Chereads / Sword Slayer / Chapter 9 - BAB 9 TEMAN MASA KECIL

Chapter 9 - BAB 9 TEMAN MASA KECIL

Di sebuah Toko Roti, seorang anak perempuan dan anak laki-laki sedang bermain. Mereka sama-sama berumur 7 tahun.

Kedua anak itu saling bercanda dan tertawa dengan riang gembira. Suatu hari, anak laki-laki itu memberikan sebuah roti kepadanya.

Sang gadis pun begitu senang dengan pemberian temannya itu. Namun, tiba-tiba seorang pria berziarah lengkap mengambil roti itu lalu membuangnya ke tanah.

Dilanjutkan dengan menginjak-injak roti itu dengan kakinya. Ia lalu berjalan mendekati sang anak laki. Pria berziarah itu kemudian memukulnya dengan keras. Anak laki-laki itu pun terjatuh. Sang Pria berziarah lengkap kemudian menginjak-injakkan kakinya di tubuh anak laki-laki itu.

"Tidak... Tidak... Hentikan... Hentikan!!!" teriak gadis kecil itu.

Namun, Pria itu tidak berkutik dan terus menyakiti si anak laki-laki. Sang gadis pun terus meminta si Pria untuk berhenti. Sang Pria yang sudah merasa puas, ia lalu menghentikan aksinya. Pria itu lalu mengusir si anak laki-laki. Gadis itu kemudian berjalan mendekati si anak laki-laki.

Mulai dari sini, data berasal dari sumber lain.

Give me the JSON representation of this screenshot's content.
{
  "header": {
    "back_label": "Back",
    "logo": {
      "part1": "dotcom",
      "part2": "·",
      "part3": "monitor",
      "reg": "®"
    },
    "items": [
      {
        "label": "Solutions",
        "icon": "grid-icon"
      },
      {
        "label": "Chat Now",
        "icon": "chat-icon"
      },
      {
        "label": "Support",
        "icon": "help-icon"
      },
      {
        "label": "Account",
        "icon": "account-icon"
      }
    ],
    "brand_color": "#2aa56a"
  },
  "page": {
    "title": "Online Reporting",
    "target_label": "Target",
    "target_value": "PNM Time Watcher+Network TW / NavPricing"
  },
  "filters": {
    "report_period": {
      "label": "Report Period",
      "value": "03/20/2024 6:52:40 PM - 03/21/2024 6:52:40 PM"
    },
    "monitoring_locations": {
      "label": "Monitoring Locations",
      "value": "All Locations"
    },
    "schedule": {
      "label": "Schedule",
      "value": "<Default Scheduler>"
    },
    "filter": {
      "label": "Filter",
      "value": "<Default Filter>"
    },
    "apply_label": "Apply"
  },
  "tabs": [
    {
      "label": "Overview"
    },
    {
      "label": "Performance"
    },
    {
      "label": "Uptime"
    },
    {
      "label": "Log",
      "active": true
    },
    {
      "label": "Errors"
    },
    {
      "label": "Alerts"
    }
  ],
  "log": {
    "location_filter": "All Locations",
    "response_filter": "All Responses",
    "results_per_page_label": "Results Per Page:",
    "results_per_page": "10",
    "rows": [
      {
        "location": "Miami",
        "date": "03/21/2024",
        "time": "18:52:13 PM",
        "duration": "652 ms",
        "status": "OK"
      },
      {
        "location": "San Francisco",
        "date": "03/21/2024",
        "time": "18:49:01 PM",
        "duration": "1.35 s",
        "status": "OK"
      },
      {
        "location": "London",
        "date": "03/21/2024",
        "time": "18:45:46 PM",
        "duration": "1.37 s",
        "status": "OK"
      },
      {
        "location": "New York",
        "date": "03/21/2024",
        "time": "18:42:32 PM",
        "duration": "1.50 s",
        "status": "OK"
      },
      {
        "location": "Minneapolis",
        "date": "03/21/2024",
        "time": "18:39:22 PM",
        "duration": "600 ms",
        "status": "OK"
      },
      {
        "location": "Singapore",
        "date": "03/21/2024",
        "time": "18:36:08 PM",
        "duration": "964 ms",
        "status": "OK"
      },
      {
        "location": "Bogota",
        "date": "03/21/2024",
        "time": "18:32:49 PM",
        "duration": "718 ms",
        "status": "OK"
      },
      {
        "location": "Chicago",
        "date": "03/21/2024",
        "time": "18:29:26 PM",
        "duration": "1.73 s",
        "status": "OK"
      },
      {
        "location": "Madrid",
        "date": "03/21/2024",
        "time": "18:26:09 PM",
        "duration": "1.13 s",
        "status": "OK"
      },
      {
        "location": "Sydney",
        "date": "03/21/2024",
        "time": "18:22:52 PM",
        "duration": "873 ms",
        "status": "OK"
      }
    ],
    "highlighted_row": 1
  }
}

Namun, sang anak laki-laki malah menatap tajam ke arahnya dan berkata, "Diamlah... Jangan ganggu aku lagi!"

"Tidak... Tidak!!!" teriak gadis itu.

Tiba-tiba semuanya menjadi gelap, dan gadis itu kemudian membuka matanya. Gadis itu pun terbangun di sebuah kamar yang terasa begitu dingin. Di beberapa sudut kamar juga terlihat membeku. Ternyata gadis itu adalah Putri Yuki.

"Cuma mimpi...? Tidak, itu adalah kenangan masa kecilku... Teman masa kecilku... Satu-satunya temanku..." gumam Putri Yuki.

Ia kemudian berjalan mendekati jendela dan melihat keluar lalu kembali bergumam, "Padahal aku tidak tahu siapa namanya, tapi entah kenapa terasa begitu nyaman saat bersama dia."

Dia lalu berjalan ke tempat tidur, dan duduk di sana seraya berkata dalam hati, "Apa... Kita akan bertemu lagi?"

***

Di pagi hari, di Desa Pemberontak, Azuma sedang berjalan menuju suatu tempat. Spear yang khawatir pun mengejarnya.

"Hei, sudahlah. Lupakan perkataan Ozuza yang kemarin. Dia memang orangnya kasar seperti itu" ucap Spear mencoba menenangkannya.

"Tapi, harusnya tak sekasar itu?! Apa dia tak tahu, kalau kita sampai melawan Gargoyle Besi waktu itu?!" ucap Azuma membentak.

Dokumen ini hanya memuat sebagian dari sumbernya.